Thread: short circuit suggestion in find_hash_columns()
Hi,
I was looking at find_hash_columns() in nodeAgg.c
It seems the first loop tries to determine the max column number needed, along with whether all columns are needed.
The loop can be re-written as shown in the patch.
In normal cases, we don't need to perform scanDesc->natts iterations.
In best case scenario, the loop would terminate after two iterations.
Please provide your comment.
Thanks
Attachment
On Sat, 10 Jul 2021 at 03:15, Zhihong Yu <zyu@yugabyte.com> wrote: > I was looking at find_hash_columns() in nodeAgg.c > > It seems the first loop tries to determine the max column number needed, along with whether all columns are needed. > > The loop can be re-written as shown in the patch. This runs during ExecInitAgg(). Do you have a test case where you're seeing any performance gains from this change?
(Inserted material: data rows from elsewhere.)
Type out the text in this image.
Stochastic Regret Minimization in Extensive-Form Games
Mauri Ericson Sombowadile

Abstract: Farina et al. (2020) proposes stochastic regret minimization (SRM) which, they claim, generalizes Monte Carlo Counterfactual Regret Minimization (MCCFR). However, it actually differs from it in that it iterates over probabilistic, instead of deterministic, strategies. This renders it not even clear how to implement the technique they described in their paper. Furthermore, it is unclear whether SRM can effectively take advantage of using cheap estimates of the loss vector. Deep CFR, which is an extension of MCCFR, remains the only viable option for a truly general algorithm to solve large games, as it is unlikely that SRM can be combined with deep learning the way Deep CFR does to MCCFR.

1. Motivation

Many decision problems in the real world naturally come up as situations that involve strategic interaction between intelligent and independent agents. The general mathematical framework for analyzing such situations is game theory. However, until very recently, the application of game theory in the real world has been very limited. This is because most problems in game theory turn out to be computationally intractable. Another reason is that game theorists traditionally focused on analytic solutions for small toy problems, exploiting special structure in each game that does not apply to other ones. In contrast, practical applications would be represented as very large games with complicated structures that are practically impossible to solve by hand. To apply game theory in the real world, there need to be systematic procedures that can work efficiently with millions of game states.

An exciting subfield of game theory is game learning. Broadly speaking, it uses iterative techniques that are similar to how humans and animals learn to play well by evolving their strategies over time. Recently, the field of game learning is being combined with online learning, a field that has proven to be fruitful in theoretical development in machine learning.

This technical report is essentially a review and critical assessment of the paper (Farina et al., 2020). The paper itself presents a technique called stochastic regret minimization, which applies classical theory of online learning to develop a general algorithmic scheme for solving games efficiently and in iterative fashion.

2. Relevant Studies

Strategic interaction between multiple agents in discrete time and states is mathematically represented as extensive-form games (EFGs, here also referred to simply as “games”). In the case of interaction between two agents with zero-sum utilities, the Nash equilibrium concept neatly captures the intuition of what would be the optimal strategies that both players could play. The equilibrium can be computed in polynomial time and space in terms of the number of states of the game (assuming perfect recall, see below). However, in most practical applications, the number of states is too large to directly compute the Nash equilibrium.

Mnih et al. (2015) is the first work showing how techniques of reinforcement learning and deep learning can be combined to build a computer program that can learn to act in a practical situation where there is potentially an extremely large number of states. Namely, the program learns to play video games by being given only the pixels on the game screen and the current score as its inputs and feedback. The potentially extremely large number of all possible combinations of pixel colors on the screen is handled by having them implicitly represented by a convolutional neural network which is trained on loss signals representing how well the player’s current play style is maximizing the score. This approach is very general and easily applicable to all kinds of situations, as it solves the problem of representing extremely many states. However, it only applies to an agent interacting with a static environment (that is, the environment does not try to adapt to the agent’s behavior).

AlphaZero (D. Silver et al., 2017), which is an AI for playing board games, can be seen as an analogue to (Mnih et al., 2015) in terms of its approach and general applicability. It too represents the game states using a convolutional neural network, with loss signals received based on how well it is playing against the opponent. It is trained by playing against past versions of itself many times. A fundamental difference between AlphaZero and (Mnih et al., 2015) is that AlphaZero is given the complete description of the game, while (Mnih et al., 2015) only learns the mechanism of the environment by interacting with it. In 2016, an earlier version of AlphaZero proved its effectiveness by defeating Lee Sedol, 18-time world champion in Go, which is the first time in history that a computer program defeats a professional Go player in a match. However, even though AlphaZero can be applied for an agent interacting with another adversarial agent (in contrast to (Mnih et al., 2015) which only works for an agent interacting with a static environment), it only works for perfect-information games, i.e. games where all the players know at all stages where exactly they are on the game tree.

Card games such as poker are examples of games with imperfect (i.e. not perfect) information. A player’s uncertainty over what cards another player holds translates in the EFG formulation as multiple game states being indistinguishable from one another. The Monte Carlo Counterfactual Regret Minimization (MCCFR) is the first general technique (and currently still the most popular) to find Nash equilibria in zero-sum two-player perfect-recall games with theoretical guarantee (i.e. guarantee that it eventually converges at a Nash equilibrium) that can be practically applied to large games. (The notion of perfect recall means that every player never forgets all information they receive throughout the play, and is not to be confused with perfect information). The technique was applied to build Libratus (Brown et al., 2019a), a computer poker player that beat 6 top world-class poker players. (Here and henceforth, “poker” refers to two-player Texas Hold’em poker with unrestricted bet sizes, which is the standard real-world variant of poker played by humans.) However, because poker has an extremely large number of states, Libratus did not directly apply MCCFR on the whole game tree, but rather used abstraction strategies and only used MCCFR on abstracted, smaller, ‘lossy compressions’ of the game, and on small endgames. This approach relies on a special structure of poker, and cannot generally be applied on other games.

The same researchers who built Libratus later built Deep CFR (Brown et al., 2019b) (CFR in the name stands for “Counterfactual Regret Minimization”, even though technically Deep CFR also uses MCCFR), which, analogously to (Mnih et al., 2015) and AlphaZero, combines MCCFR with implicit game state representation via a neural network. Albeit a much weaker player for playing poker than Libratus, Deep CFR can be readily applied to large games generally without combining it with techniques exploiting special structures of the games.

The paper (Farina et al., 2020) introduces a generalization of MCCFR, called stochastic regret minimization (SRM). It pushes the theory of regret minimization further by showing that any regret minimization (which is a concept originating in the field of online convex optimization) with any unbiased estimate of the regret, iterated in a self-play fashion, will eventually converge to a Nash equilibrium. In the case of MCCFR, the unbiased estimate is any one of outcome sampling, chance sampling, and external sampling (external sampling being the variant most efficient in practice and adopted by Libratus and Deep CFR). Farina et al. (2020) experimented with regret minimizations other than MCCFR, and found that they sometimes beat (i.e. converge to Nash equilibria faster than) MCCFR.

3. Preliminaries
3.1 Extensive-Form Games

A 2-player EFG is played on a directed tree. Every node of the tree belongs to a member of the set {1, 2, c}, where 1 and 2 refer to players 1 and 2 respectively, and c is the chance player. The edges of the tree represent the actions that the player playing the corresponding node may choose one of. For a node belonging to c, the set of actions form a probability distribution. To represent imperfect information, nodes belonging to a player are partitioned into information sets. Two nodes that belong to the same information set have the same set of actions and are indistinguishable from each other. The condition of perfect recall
David
On Fri, Jul 9, 2021 at 8:28 AM David Rowley <dgrowleyml@gmail.com> wrote:
On Sat, 10 Jul 2021 at 03:15, Zhihong Yu <zyu@yugabyte.com> wrote:
> I was looking at find_hash_columns() in nodeAgg.c
>
> It seems the first loop tries to determine the max column number needed, along with whether all columns are needed.
>
> The loop can be re-written as shown in the patch.
This runs during ExecInitAgg(). Do you have a test case where you're
seeing any performance gains from this change?
David
Hi,
I made some attempt in varying related test but haven't seen much difference in performance.
Let me spend more time (possibly in off hours) on this.
Cheers